Surreal
- Type: Cereal
- Inventor: Jac Chetland Kit Gammell
- Inception: Late 2021
- Available: Yes

= Surreal (cereal) =

Brand of breakfast cereal

Surreal is a brand of breakfast cereal launched in late 2021 founded in the UK by Jac Chetland and Kit Gammell. They have been listed by Selfridges, Holland & Barrett, Booths, Muscle Food, Amazon, Sainsbury's, Waitrose, Ocado, and Co-op Food.

Surreal was launched using money from employee shares and their own savings. Chetland and Gammell had previously been the seventh and ninth UK employees of Vita Coco, where they had run sales in Europe and marketing. Gammell is the son of Bill Gammell. In an interview with The Standard, the pair said that they set up the business as they felt that "tasty cereals" were "full of sugar" and that "healthy cereals" tasted "like cardboard". Subsequent market research showed demand for a cereal that was high-protein and zero-sugar. The pair spent the COVID-19 pandemic producing marketing content for social media.

The brand launched with four flavours: cocoa, cinnamon, frosted, and peanut butter. Their first sale was to the head of product development for Kellogg's and their first listing was in Selfridges. By July 2022, they had introduced their mascot, a grinning face with a cereal bowl for a mouth; that month, they launched an ad campaign lampooning the well-known cereal mascots Tony the Tiger, Coco the Monkey, and Snap, Crackle, and Pop.
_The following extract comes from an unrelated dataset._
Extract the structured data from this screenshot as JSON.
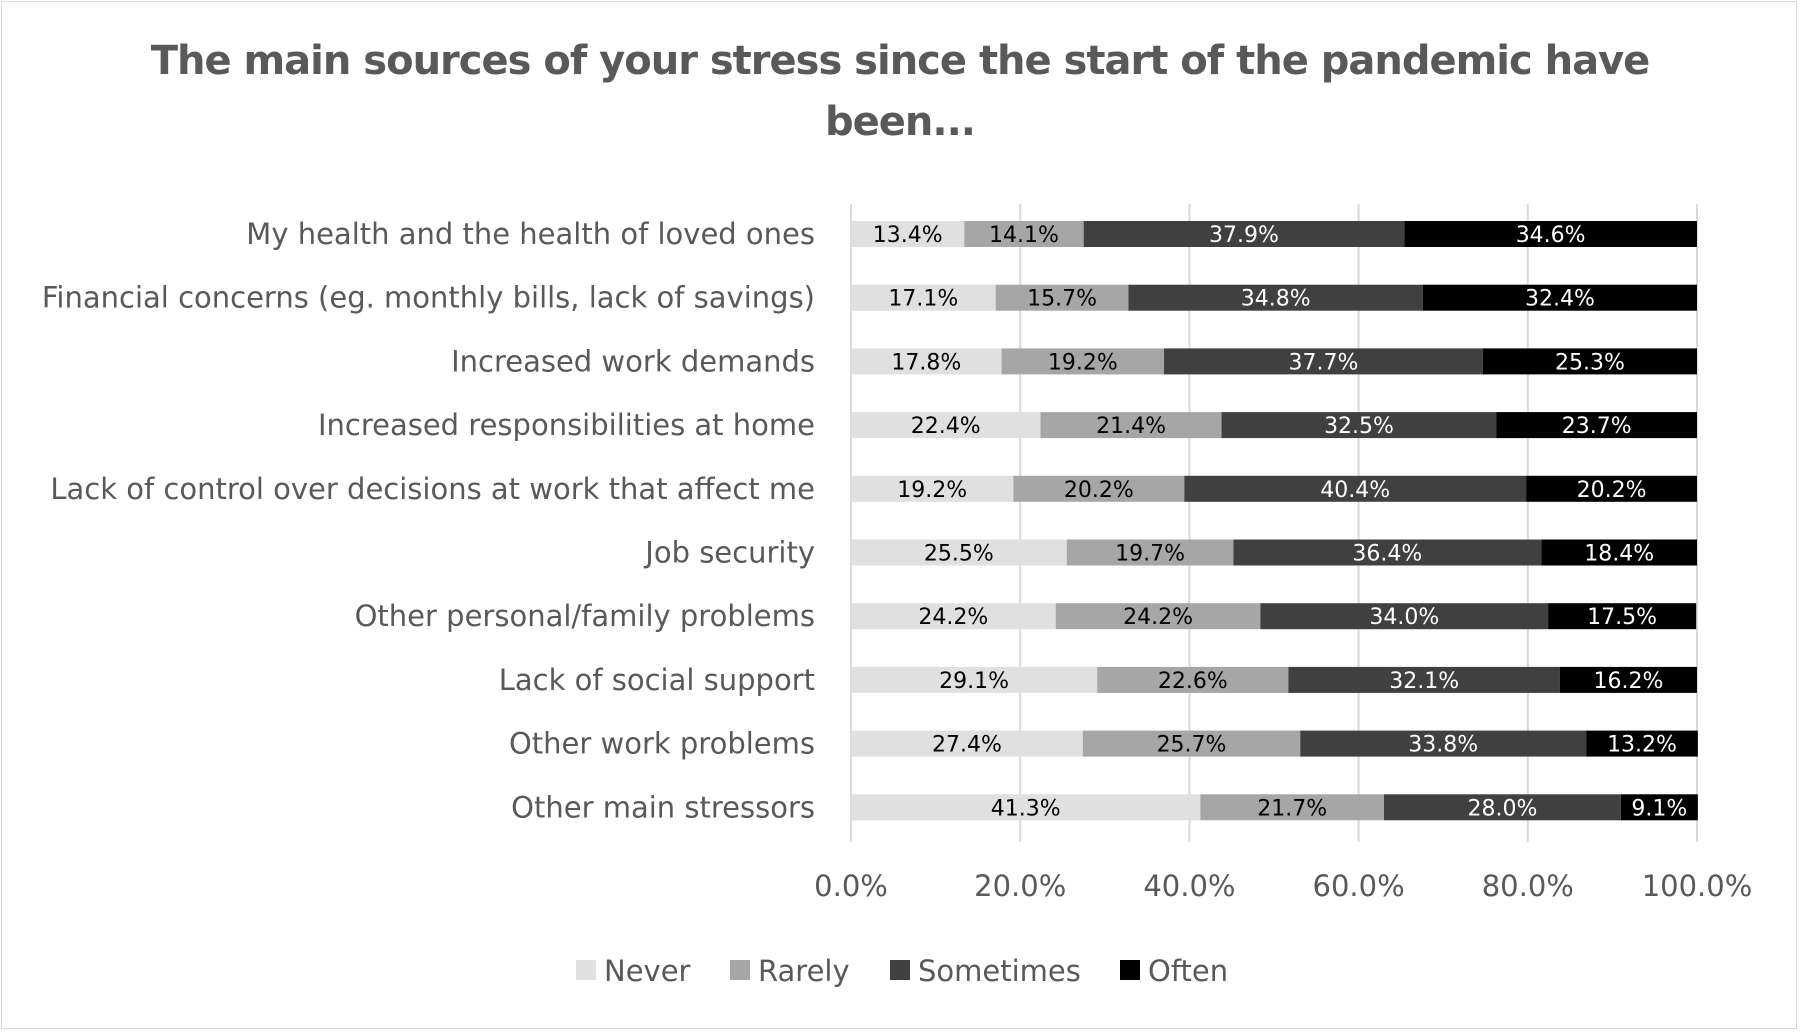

Around this time, they hired Innocent Drinks copywriter John Thornton as a senior creative.

The firm ran an ad campaign in March 2023 citing endorsements by people with the same names as celebrities Serena Williams, Dwayne Johnson, Ronaldo, and Michael Jordan and an ad campaign in July 2024 featuring Neil Burgess as Gary Scott, a parody of the unruly Cillit Bang salesperson Barry Scott. From August 2024, Surreal frequently partnered with non-cereal firms to release new lines: that month with fitness firm Gymshark to launch a line tasting of strawberry milkshake, Cardi-O's; in April 2025 with sex toy firm Lovehoney to launch a line that came with a free Silver Magic Bullet vibrator, Dild-O's; and in November 2025 with coffee firm Grind & Co. to launch a line tasting of tiramisu. Earthling Studio redesigned the brand's packaging in November 2025; subsequent adverts mocked the rebrand's subtlety.